Sunday, November 04, 2007

The irony escapes them

When Diego Rivera was commissioned by Rockefeller to paint a mural, the central figure morphed from a symbolic everyman to a portrait of Lenin. This resulted in an argument that Rockefeller won, having commissioned the painting and owning the wall where it was being done. The mural was never shown and eventually replaced.

Rockefeller's position made sense. He was a capitalist and it would be silly of him to glorify someone who advocated the exact opposite of what made his family successful. Rivera probably thought it would become a great big honking act of subversion, but Nelson wasn't going to be gypped.

That is not the case with the press freedom mural at the NPC.

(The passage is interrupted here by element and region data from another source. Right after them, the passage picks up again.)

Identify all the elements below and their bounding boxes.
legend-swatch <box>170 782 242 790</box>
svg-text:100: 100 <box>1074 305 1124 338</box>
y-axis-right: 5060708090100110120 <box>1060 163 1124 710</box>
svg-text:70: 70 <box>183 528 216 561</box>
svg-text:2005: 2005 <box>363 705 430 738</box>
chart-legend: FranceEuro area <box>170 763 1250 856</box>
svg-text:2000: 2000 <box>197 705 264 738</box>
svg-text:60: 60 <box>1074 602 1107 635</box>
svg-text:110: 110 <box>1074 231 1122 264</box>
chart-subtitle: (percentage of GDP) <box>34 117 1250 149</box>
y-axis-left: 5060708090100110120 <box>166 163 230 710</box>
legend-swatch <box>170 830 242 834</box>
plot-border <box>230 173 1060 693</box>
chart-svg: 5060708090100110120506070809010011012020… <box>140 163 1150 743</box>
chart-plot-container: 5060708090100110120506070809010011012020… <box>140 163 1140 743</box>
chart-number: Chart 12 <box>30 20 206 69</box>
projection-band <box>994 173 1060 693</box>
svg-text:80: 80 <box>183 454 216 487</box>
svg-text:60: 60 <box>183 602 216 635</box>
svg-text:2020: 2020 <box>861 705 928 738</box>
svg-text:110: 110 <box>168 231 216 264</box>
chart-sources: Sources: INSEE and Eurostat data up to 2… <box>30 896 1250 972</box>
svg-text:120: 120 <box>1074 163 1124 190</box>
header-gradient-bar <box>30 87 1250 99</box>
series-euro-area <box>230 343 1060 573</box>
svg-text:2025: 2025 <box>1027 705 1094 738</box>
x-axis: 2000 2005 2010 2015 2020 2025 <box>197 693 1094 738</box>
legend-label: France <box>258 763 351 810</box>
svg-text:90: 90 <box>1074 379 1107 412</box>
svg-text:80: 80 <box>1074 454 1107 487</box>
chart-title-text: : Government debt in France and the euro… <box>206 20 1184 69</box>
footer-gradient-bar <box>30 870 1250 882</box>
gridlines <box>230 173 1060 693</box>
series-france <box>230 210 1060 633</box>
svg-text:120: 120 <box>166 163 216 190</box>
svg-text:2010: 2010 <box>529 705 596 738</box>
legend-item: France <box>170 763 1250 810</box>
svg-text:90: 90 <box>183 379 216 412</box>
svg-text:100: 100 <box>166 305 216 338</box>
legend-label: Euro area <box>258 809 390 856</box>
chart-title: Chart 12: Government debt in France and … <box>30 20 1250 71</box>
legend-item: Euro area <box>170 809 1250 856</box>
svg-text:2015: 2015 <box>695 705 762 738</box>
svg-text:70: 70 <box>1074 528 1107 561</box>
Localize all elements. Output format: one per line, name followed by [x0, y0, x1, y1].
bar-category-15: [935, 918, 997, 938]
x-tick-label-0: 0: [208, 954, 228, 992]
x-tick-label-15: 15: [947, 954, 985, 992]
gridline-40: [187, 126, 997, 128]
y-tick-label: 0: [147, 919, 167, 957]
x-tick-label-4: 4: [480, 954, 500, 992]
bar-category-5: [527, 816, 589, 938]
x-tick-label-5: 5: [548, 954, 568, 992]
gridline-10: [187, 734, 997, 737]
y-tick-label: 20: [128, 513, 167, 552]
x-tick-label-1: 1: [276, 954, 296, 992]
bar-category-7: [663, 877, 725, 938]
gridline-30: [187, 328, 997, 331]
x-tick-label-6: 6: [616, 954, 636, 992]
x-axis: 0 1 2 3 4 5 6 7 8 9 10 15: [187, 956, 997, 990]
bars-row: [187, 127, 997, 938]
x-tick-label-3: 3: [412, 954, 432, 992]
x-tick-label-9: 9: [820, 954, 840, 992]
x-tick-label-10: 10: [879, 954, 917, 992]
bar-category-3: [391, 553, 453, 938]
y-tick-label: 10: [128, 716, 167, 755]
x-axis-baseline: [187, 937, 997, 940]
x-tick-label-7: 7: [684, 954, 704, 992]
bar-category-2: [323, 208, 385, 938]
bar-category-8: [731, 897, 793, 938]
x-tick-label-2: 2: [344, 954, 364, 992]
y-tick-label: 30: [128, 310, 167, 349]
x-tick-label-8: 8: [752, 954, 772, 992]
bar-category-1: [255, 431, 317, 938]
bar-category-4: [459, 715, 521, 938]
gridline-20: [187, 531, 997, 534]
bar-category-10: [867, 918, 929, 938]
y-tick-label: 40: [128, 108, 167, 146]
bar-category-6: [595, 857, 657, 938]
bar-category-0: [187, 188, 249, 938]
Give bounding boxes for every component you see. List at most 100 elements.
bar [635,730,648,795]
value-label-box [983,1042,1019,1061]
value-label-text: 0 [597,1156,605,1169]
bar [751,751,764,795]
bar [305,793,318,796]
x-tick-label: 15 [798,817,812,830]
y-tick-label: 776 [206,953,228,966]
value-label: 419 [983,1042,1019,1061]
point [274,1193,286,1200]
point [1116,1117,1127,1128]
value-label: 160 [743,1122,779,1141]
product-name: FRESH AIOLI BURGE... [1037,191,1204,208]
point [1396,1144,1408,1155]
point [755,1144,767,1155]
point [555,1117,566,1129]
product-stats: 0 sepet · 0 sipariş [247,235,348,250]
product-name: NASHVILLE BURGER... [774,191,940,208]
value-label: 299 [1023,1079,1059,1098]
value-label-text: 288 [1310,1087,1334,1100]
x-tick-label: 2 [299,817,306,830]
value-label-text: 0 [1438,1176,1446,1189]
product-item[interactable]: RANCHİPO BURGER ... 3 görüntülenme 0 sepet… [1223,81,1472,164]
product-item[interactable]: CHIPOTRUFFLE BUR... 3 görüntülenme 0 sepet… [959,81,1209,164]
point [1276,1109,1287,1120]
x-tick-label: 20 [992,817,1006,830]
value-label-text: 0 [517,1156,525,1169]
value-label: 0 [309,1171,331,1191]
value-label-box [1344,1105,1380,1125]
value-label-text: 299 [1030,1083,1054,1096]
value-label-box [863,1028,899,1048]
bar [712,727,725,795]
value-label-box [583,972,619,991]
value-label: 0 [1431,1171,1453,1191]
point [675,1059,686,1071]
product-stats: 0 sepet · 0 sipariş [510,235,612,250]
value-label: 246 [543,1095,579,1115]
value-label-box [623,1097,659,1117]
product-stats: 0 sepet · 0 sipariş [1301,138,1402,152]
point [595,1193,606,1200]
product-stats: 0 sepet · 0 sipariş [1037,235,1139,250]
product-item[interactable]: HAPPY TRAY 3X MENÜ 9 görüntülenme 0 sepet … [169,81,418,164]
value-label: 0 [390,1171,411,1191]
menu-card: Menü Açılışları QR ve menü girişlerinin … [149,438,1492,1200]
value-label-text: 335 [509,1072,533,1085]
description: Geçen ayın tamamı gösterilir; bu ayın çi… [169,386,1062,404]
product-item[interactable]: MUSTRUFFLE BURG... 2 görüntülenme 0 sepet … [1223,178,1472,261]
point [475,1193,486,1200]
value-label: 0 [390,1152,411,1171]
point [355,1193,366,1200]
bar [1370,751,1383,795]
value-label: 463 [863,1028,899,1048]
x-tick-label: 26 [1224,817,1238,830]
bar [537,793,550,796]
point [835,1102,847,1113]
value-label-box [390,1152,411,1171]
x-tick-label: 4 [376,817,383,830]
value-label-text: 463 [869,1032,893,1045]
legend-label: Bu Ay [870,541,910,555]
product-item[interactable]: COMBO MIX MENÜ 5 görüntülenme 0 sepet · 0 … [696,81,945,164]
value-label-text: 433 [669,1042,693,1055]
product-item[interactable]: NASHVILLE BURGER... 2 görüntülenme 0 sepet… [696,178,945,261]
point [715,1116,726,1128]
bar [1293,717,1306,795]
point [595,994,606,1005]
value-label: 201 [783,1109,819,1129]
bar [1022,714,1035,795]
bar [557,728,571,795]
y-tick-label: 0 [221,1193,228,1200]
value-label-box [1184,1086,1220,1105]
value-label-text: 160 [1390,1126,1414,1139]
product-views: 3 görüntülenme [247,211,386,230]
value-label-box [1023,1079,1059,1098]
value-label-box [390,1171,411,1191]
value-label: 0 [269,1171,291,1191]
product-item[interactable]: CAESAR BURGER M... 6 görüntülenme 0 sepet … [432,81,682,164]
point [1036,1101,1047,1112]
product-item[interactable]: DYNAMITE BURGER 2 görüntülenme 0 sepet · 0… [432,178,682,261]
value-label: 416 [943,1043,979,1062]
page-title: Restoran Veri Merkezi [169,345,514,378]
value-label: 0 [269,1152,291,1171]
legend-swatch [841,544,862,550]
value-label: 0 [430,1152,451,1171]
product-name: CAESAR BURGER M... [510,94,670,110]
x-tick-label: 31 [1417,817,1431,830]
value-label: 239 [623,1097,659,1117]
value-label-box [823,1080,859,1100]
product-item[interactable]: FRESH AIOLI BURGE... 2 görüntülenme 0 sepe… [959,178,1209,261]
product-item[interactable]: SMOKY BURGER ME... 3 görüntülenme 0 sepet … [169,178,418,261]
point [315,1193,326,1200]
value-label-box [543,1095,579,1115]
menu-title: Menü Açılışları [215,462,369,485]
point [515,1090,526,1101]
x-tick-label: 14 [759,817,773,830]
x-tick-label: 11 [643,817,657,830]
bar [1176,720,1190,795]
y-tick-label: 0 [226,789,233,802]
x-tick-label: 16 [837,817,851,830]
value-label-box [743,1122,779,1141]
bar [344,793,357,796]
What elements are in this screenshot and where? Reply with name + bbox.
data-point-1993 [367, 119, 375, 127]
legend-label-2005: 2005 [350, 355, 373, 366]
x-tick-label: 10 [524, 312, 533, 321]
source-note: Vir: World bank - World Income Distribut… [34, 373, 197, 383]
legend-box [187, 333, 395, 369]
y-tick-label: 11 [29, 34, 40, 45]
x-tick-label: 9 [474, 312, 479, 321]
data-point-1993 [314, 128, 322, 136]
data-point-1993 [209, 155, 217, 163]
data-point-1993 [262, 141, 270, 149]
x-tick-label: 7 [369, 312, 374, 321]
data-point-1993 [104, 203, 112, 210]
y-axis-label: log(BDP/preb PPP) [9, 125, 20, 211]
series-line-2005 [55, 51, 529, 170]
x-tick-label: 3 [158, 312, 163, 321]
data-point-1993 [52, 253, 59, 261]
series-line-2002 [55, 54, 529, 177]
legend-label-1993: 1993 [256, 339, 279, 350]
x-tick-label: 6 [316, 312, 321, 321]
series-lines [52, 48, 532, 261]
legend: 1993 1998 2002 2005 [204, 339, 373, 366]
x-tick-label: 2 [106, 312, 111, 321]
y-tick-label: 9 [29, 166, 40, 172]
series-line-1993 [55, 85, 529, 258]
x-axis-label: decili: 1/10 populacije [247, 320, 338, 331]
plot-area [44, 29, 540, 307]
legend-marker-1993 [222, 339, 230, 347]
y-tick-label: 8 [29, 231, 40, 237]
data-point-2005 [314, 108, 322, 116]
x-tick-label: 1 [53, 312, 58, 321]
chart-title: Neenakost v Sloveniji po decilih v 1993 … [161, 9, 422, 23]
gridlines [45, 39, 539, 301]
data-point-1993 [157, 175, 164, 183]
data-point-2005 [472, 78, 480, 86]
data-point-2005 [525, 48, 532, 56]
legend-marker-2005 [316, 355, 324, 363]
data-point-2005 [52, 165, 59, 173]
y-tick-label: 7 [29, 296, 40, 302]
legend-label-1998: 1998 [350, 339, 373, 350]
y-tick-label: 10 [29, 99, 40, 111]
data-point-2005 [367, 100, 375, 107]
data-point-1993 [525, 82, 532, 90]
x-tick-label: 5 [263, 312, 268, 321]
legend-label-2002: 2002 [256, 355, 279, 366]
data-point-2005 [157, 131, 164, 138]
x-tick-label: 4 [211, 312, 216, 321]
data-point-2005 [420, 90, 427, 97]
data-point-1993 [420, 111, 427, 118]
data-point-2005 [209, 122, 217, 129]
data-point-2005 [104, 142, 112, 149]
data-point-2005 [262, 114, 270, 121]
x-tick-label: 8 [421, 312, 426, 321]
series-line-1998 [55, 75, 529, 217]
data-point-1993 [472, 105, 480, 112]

Instead of doing the proper thing, the National Press Club just had someone paint over the "objectionable" parts of the mural they commissioned to depict press freedom. And while some of the changes may be considered "minor," the fact is that (according to the news report) they approved the preliminary sketches and were monitoring the process of creation. They could've intervened at any time to suggest alterations, but they chose to paint over the parts they didn't like after the thing was delivered.

But more important are the actual changes they made. From changing the Burgos headline to altering Bonifacio's alibata tattoo to giving Randy David a Ming the Merciless makeover, the NPC seems eager not to offend anyone. Which is a shame. Whatever happened to comforting the afflicted and afflicting the comfortable?